Pour lui, la guerre contre la RDC ne se mène pas seulement avec des armes dans l’Est, mais aussi à travers « la propagande, les récits fabriqués et la manipulation de l’opinion ». « Une information qui affaiblit délibérément les institutions de l’État au bénéfice de l’agresseur ne relève plus de la liberté de la presse. Elle s’apparente à une forme de complicité », a-t-il affirmé. Cette déclaration ouvre un débat sensible dans une démocratie encore fragile : jusqu’où peut aller le patriotisme médiatique sans fragiliser la liberté critique ? Félix Tshisekedi marche ici sur une ligne étroite, entre nécessité de défendre la nation en temps de guerre et risque de voir toute critique assimilée à une attaque contre l’État.
Sur le plan économique, le Président a voulu défendre son bilan avec une avalanche d’indicateurs et de projets structurants. Inflation ramenée à 3,3 %, réduction de l’IPR de 15 % à 3 %, quadruplement des soldes des militaires et policiers, triplement des salaires des fonctionnaires, baisse successive des prix du carburant : le discours présidentiel cherchait clairement à démontrer que malgré la guerre et les tensions internationales, l’économie congolaise résiste.
Le ministre des Finances est lui aussi intervenu pour répondre aux préoccupations liées à la régularité de la paie des agents de l’État ainsi qu’à la ponction controversée de 5 % destinée à la CNSSAP, dossier qui alimente depuis plusieurs mois frustrations et incompréhensions dans la fonction publique. Mais là encore, le pouvoir fait face à une réalité difficile : les chiffres macroéconomiques peinent encore à transformer concrètement le quotidien de nombreux Congolais.

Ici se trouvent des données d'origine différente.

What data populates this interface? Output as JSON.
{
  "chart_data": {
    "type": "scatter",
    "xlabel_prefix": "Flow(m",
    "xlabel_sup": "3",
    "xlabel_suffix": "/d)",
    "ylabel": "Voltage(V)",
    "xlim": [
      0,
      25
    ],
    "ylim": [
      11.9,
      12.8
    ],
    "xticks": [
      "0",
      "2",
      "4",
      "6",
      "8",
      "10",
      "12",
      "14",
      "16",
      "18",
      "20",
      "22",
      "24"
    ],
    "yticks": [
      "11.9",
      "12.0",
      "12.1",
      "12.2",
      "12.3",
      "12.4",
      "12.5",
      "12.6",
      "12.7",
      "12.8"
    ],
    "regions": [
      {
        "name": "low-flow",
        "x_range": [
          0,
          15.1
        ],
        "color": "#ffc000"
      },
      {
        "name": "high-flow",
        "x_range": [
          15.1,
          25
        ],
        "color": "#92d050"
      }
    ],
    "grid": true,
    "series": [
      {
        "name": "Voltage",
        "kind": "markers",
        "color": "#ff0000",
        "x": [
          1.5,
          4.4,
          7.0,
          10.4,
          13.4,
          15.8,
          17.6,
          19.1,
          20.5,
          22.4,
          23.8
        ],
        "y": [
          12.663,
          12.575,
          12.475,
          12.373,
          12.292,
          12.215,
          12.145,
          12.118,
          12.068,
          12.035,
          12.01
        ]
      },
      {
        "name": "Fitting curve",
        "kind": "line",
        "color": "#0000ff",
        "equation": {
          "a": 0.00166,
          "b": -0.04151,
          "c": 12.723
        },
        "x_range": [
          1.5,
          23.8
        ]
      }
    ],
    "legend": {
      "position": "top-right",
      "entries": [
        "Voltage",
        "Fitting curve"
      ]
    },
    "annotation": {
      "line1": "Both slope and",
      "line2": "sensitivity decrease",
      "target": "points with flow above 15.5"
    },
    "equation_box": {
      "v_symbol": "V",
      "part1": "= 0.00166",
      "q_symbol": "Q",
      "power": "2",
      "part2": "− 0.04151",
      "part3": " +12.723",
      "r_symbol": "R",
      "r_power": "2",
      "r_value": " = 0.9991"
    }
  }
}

Entre inflation ressentie dans les marchés, chômage massif des jeunes diplômés et précarité persistante, l’écart entre les indicateurs et la vie réelle demeure immense. Pourtant, Félix Tshisekedi veut montrer que des fondations sont en train d’être posées. La mise en service de la centrale hydroélectrique de Kakobola, le lancement du port en eau profonde de Banana, la modernisation de l’aéroport de N’Djili, la rocade de Kinshasa, les corridors Kinshasa-Lubumbashi et Sakania-Lobito traduisent une vision : reconnecter économiquement le Congo à lui-même et au reste du continent.
L’enseignement supérieur figure également parmi les priorités affichées. Bunia, Mbuji-Mayi, Kolwezi et Kananga devraient accueillir de nouvelles infrastructures universitaires. Une orientation stratégique dans un pays où la jeunesse représente la majorité de la population mais où l’université peine encore à devenir un véritable moteur de développement.

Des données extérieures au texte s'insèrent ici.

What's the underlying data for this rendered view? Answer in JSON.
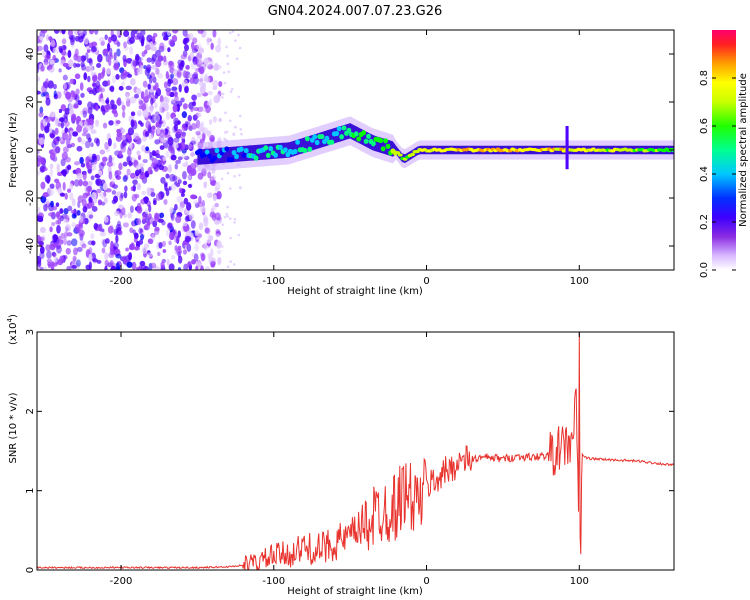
{
  "figure_title": "GN04.2024.007.07.23.G26",
  "chart_data": [
    {
      "type": "heatmap",
      "xlabel": "Height of straight line (km)",
      "ylabel": "Frequency (Hz)",
      "xlim": [
        -255,
        162
      ],
      "ylim": [
        -50,
        50
      ],
      "x_ticks": [
        -200,
        -100,
        0,
        100
      ],
      "y_ticks": [
        -40,
        -20,
        0,
        20,
        40
      ],
      "colorbar": {
        "label": "Normalized spectral amplitude",
        "range": [
          0.0,
          1.0
        ],
        "ticks": [
          0.0,
          0.2,
          0.4,
          0.6,
          0.8
        ],
        "colormap": [
          "#ffffff",
          "#e0c8ff",
          "#9b40ff",
          "#5000ff",
          "#0000ff",
          "#00c8ff",
          "#00ff80",
          "#00ff00",
          "#c8ff00",
          "#ffff00",
          "#ffa000",
          "#ff2020",
          "#ff0080"
        ]
      },
      "ridge": [
        {
          "x": -150,
          "freq": -3,
          "amp": 0.35
        },
        {
          "x": -130,
          "freq": -2,
          "amp": 0.4
        },
        {
          "x": -110,
          "freq": -1,
          "amp": 0.45
        },
        {
          "x": -90,
          "freq": 0,
          "amp": 0.45
        },
        {
          "x": -70,
          "freq": 4,
          "amp": 0.45
        },
        {
          "x": -50,
          "freq": 8,
          "amp": 0.5
        },
        {
          "x": -35,
          "freq": 3,
          "amp": 0.55
        },
        {
          "x": -20,
          "freq": 0,
          "amp": 0.6
        },
        {
          "x": -15,
          "freq": -4,
          "amp": 0.6
        },
        {
          "x": -5,
          "freq": 0,
          "amp": 0.7
        },
        {
          "x": 40,
          "freq": 0,
          "amp": 0.8
        },
        {
          "x": 90,
          "freq": 0,
          "amp": 0.75
        },
        {
          "x": 162,
          "freq": 0,
          "amp": 0.55
        }
      ]
    },
    {
      "type": "line",
      "xlabel": "Height of straight line (km)",
      "ylabel": "SNR (10 * v/v)",
      "y_multiplier": "(x10",
      "y_multiplier_exp": "4",
      "y_multiplier_close": ")",
      "xlim": [
        -255,
        162
      ],
      "ylim": [
        0,
        3
      ],
      "x_ticks": [
        -200,
        -100,
        0,
        100
      ],
      "y_ticks": [
        0,
        1,
        2,
        3
      ],
      "line_color": "#e8322d",
      "series": [
        {
          "x": [
            -255,
            -200,
            -150,
            -130,
            -120,
            -110,
            -100,
            -90,
            -80,
            -70,
            -60,
            -50,
            -40,
            -30,
            -20,
            -15,
            -10,
            -5,
            0,
            10,
            20,
            30,
            40,
            50,
            60,
            70,
            80,
            85,
            90,
            95,
            98,
            100,
            102,
            105,
            110,
            120,
            140,
            162
          ],
          "values": [
            0.03,
            0.03,
            0.03,
            0.04,
            0.06,
            0.1,
            0.18,
            0.2,
            0.28,
            0.25,
            0.35,
            0.4,
            0.6,
            0.75,
            0.8,
            1.0,
            0.9,
            0.85,
            1.05,
            1.2,
            1.35,
            1.4,
            1.42,
            1.4,
            1.43,
            1.42,
            1.45,
            1.5,
            1.55,
            1.6,
            2.1,
            0.3,
            1.45,
            1.41,
            1.4,
            1.39,
            1.37,
            1.32
          ]
        }
      ]
    }
  ]
}
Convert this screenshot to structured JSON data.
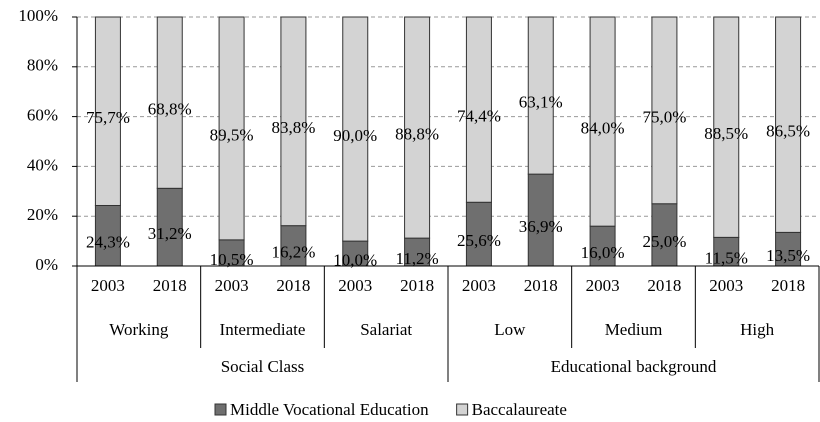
{
  "chart_data": {
    "type": "stacked_bar",
    "categories": [
      "2003",
      "2018",
      "2003",
      "2018",
      "2003",
      "2018",
      "2003",
      "2018",
      "2003",
      "2018",
      "2003",
      "2018"
    ],
    "subgroups": [
      "Working",
      "Intermediate",
      "Salariat",
      "Low",
      "Medium",
      "High"
    ],
    "groups": [
      "Social Class",
      "Educational background"
    ],
    "series": [
      {
        "name": "Middle Vocational Education",
        "color": "#6f6f6f",
        "values": [
          24.3,
          31.2,
          10.5,
          16.2,
          10.0,
          11.2,
          25.6,
          36.9,
          16.0,
          25.0,
          11.5,
          13.5
        ],
        "value_labels": [
          "24,3%",
          "31,2%",
          "10,5%",
          "16,2%",
          "10,0%",
          "11,2%",
          "25,6%",
          "36,9%",
          "16,0%",
          "25,0%",
          "11,5%",
          "13,5%"
        ]
      },
      {
        "name": "Baccalaureate",
        "color": "#d3d3d3",
        "values": [
          75.7,
          68.8,
          89.5,
          83.8,
          90.0,
          88.8,
          74.4,
          63.1,
          84.0,
          75.0,
          88.5,
          86.5
        ],
        "value_labels": [
          "75,7%",
          "68,8%",
          "89,5%",
          "83,8%",
          "90,0%",
          "88,8%",
          "74,4%",
          "63,1%",
          "84,0%",
          "75,0%",
          "88,5%",
          "86,5%"
        ]
      }
    ],
    "ylim": [
      0,
      100
    ],
    "yticks": [
      {
        "value": 0,
        "label": "0%"
      },
      {
        "value": 20,
        "label": "20%"
      },
      {
        "value": 40,
        "label": "40%"
      },
      {
        "value": 60,
        "label": "60%"
      },
      {
        "value": 80,
        "label": "80%"
      },
      {
        "value": 100,
        "label": "100%"
      }
    ],
    "grid": true,
    "legend": "bottom"
  }
}
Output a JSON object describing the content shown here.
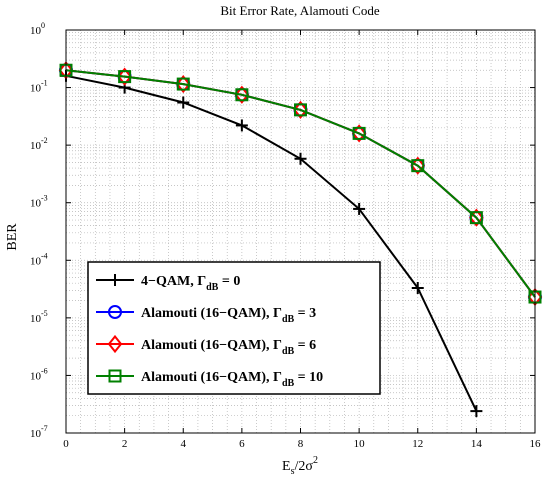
{
  "chart_data": {
    "type": "line",
    "title": "Bit Error Rate, Alamouti Code",
    "xlabel": {
      "main": "E",
      "sub": "s",
      "rest": "/2σ",
      "sup": "2"
    },
    "ylabel": "BER",
    "xlim": [
      0,
      16
    ],
    "ylim": [
      1e-07,
      1
    ],
    "yscale": "log",
    "grid": "dotted major and minor",
    "legend_position": "bottom-left",
    "x_ticks": [
      "0",
      "2",
      "4",
      "6",
      "8",
      "10",
      "12",
      "14",
      "16"
    ],
    "y_ticks": [
      {
        "base": "10",
        "exp": "0"
      },
      {
        "base": "10",
        "exp": "-1"
      },
      {
        "base": "10",
        "exp": "-2"
      },
      {
        "base": "10",
        "exp": "-3"
      },
      {
        "base": "10",
        "exp": "-4"
      },
      {
        "base": "10",
        "exp": "-5"
      },
      {
        "base": "10",
        "exp": "-6"
      },
      {
        "base": "10",
        "exp": "-7"
      }
    ],
    "series": [
      {
        "name": "4−QAM, Γ_dB = 0",
        "legend": {
          "main": "4−QAM, Γ",
          "sub": "dB",
          "rest": " = 0"
        },
        "color": "#000000",
        "marker": "plus",
        "x": [
          0,
          2,
          4,
          6,
          8,
          10,
          12,
          14
        ],
        "y": [
          0.16,
          0.1,
          0.055,
          0.022,
          0.0058,
          0.00078,
          3.3e-05,
          2.4e-07
        ]
      },
      {
        "name": "Alamouti (16−QAM), Γ_dB = 3",
        "legend": {
          "main": "Alamouti (16−QAM), Γ",
          "sub": "dB",
          "rest": " = 3"
        },
        "color": "#0000ff",
        "marker": "circle",
        "x": [
          0,
          2,
          4,
          6,
          8,
          10,
          12,
          14,
          16
        ],
        "y": [
          0.2,
          0.155,
          0.115,
          0.075,
          0.041,
          0.016,
          0.0044,
          0.00055,
          2.3e-05
        ]
      },
      {
        "name": "Alamouti (16−QAM), Γ_dB = 6",
        "legend": {
          "main": "Alamouti (16−QAM), Γ",
          "sub": "dB",
          "rest": " = 6"
        },
        "color": "#ff0000",
        "marker": "diamond",
        "x": [
          0,
          2,
          4,
          6,
          8,
          10,
          12,
          14,
          16
        ],
        "y": [
          0.2,
          0.155,
          0.115,
          0.075,
          0.041,
          0.016,
          0.0044,
          0.00055,
          2.3e-05
        ]
      },
      {
        "name": "Alamouti (16−QAM), Γ_dB = 10",
        "legend": {
          "main": "Alamouti (16−QAM), Γ",
          "sub": "dB",
          "rest": " = 10"
        },
        "color": "#008000",
        "marker": "square",
        "x": [
          0,
          2,
          4,
          6,
          8,
          10,
          12,
          14,
          16
        ],
        "y": [
          0.2,
          0.155,
          0.115,
          0.075,
          0.041,
          0.016,
          0.0044,
          0.00055,
          2.3e-05
        ]
      }
    ]
  }
}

Même l’accès à l’eau potable a été évoqué. Le ministre des Ressources hydrauliques et Électricité a annoncé l’inauguration récente des modules II et III de l’usine d’Ozone, censés améliorer la desserte en eau dans neuf communes de Kinshasa. Un projet important dans une capitale où l’eau reste encore un luxe pour des milliers de familles. Au fond, cette conférence de presse aura révélé un Félix Tshisekedi conscient que son second mandat se joue maintenant sur une question essentielle : convaincre que les promesses de transformation peuvent enfin produire des effets visibles.

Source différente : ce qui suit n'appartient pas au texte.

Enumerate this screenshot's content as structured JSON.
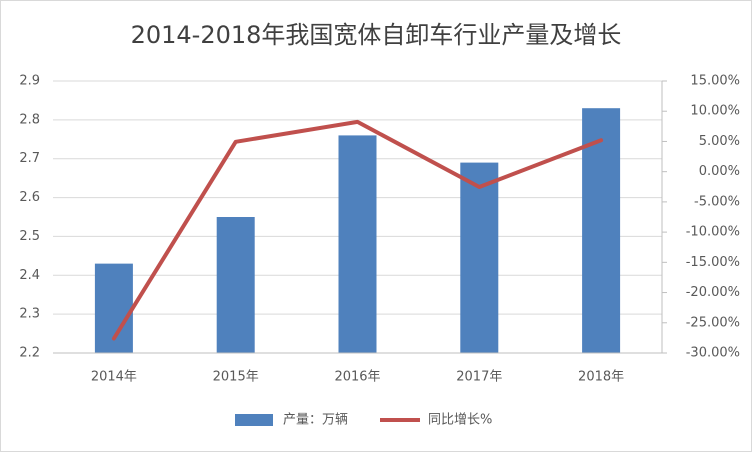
{
  "chart_data": {
    "type": "bar",
    "title": "2014-2018年我国宽体自卸车行业产量及增长",
    "categories": [
      "2014年",
      "2015年",
      "2016年",
      "2017年",
      "2018年"
    ],
    "series": [
      {
        "name": "产量：万辆",
        "type": "bar",
        "color": "#4f81bd",
        "values": [
          2.43,
          2.55,
          2.76,
          2.69,
          2.83
        ]
      },
      {
        "name": "同比增长%",
        "type": "line",
        "axis": "y2",
        "color": "#c0504d",
        "values": [
          -27.6,
          4.94,
          8.24,
          -2.54,
          5.2
        ]
      }
    ],
    "ylim": [
      2.2,
      2.9
    ],
    "yticks": [
      2.2,
      2.3,
      2.4,
      2.5,
      2.6,
      2.7,
      2.8,
      2.9
    ],
    "y2lim": [
      -30,
      15
    ],
    "y2ticks": [
      {
        "value": -30,
        "label": "-30.00%"
      },
      {
        "value": -25,
        "label": "-25.00%"
      },
      {
        "value": -20,
        "label": "-20.00%"
      },
      {
        "value": -15,
        "label": "-15.00%"
      },
      {
        "value": -10,
        "label": "-10.00%"
      },
      {
        "value": -5,
        "label": "-5.00%"
      },
      {
        "value": 0,
        "label": "0.00%"
      },
      {
        "value": 5,
        "label": "5.00%"
      },
      {
        "value": 10,
        "label": "10.00%"
      },
      {
        "value": 15,
        "label": "15.00%"
      }
    ],
    "grid": true,
    "legend": "bottom"
  }
}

Le Chef de l’État l’a lui-même reconnu avec lucidité : « Je ne suis pas venu vous dire que tout est accompli. » Et c’est probablement dans cet aveu que se trouvait la phrase la plus honnête de toute cette rencontre. Car le Congo de 2026 reste un pays de contrastes vertigineux : immensément riche mais socialement fragile, stratégiquement convoité mais militairement vulnérable, culturellement admiré mais institutionnellement encore inachevé.
Entre souveraineté revendiquée, guerre persistante et ambitions économiques gigantesques, Félix Tshisekedi tente désormais de construire plus qu’un pouvoir : un récit national capable de convaincre les Congolais que leur pays peut enfin devenir autre chose qu’une promesse éternelle.